The adult healthy human pancreas has been poorly studied given lack of indication to obtain tissue from the pancreas in the absence of disease and rapid postmortem degradation. We obtained pancreata from brain dead donors thus avoiding any warm ischemia time. We found that neoplastic lesions occur frequently in healthy organs, in donors as young as in their 3rd decade of life. Using the 10X Genomics Platform, we performed single cell RNA sequencing on 7 donor pancreata, 6 of which we separately sequenced tissue from the pancreas head and tail, for a total of 11 sequencing runs. Of note, because one of our runs (containing sequencing from pancreas head and tail) did not pass qc, our final analysis in our study utilized 6 donor pancreata, 5 of which contained pancreas head and tail sequenced separately.

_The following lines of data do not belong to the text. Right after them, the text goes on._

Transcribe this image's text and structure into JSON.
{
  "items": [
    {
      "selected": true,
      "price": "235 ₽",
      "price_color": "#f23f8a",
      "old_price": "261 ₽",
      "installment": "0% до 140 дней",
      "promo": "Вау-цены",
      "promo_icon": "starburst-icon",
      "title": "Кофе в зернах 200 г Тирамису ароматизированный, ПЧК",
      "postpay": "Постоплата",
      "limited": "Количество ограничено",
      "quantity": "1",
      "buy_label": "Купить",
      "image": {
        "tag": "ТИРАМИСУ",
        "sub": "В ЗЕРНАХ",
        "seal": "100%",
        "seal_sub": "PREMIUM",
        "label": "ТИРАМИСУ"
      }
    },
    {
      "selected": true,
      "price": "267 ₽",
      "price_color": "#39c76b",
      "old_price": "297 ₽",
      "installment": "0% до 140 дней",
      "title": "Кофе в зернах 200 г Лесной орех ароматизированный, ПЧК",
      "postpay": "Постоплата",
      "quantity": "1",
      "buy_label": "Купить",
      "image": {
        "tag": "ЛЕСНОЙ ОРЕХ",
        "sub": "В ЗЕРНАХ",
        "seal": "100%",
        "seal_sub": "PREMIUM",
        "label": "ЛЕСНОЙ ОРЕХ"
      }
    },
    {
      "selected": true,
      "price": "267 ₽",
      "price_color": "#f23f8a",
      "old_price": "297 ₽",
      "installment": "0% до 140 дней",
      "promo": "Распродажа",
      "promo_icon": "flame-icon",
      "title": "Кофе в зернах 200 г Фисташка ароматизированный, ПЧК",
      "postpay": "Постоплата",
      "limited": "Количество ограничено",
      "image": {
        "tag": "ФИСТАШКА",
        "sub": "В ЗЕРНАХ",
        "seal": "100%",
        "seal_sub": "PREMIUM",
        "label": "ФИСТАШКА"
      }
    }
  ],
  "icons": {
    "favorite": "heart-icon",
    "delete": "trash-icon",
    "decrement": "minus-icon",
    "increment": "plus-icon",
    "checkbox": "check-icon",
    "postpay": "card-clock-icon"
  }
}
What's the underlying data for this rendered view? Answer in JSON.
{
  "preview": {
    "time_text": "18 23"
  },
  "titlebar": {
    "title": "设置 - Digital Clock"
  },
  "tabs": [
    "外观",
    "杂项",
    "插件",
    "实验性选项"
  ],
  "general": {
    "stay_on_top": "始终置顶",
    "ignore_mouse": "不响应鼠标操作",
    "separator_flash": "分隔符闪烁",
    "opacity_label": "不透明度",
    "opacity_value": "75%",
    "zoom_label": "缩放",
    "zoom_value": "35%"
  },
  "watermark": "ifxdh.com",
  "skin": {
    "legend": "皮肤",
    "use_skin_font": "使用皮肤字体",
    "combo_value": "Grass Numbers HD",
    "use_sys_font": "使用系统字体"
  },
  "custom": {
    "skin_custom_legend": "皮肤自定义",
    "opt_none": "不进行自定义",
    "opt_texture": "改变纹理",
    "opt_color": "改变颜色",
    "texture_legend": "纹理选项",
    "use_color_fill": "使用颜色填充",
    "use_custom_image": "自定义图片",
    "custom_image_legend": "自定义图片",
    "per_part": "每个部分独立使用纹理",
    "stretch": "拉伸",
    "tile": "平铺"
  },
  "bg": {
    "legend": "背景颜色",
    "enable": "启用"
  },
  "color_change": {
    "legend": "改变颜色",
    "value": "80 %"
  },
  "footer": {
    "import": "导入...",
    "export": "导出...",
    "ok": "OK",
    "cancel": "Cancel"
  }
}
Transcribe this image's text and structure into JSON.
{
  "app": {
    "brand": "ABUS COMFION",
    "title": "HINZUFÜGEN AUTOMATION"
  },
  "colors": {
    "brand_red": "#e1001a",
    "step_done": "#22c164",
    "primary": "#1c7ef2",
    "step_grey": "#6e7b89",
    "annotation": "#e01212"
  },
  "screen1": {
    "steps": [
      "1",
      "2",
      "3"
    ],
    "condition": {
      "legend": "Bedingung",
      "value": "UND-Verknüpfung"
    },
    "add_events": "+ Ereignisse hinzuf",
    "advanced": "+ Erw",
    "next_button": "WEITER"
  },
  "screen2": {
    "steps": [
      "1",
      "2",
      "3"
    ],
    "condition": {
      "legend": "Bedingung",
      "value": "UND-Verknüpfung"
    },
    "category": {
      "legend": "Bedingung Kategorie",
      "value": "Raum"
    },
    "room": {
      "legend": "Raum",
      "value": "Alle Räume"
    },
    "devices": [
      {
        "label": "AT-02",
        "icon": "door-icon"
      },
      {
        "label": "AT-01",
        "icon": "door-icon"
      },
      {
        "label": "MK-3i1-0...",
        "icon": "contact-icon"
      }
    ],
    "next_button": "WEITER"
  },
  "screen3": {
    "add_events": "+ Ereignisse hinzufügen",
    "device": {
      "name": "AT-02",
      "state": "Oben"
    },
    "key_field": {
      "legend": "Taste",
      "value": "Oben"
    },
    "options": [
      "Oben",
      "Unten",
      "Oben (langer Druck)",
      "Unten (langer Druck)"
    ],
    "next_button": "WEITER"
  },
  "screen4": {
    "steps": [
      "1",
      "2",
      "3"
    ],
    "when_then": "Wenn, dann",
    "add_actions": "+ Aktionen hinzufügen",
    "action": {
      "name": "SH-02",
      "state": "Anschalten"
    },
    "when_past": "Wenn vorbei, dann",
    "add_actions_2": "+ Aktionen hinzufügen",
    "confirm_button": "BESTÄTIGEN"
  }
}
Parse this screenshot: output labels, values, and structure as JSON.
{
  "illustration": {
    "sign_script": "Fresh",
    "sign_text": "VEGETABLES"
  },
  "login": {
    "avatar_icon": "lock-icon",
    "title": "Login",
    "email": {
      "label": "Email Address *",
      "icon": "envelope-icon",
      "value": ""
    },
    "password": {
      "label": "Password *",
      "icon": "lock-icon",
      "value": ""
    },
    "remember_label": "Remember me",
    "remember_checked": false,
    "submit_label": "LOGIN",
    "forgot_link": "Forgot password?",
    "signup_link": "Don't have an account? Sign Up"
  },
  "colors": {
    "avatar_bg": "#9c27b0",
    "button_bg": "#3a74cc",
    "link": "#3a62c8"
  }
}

This is a robust single-cell dataset of healthy, nonpathologic pancreas tissue and includes acinar, ductal, and non-epithelial cells (myeloid cells, fibroblasts, endothelial cells, lymphocytes).

Briefly, the donor pancreas was dissected by a clinically-trained pancreatobiliary surgeon. The organ was dissected into head, body, and tail, with portions of each placed into DMEM media with 1% BSA/10µM Y27632. Tissue was minced into 1mm3 pieces, then digested with 1 mg/mL collagenase P for 20-30 min at 37°C with gentle agitation. Digested tissue was rinsed three times with DMEM/1% BSA/10µM Y27632, then filtered through a 40µm mesh. Resulting cells were submitted to the University of Michigan Advanced Genomics Core for single cell sequencing using the 10x Genomics Platform.

FASTQ files of all sequencing runs along with clinical annotation of donors is available through this dbGaP submission.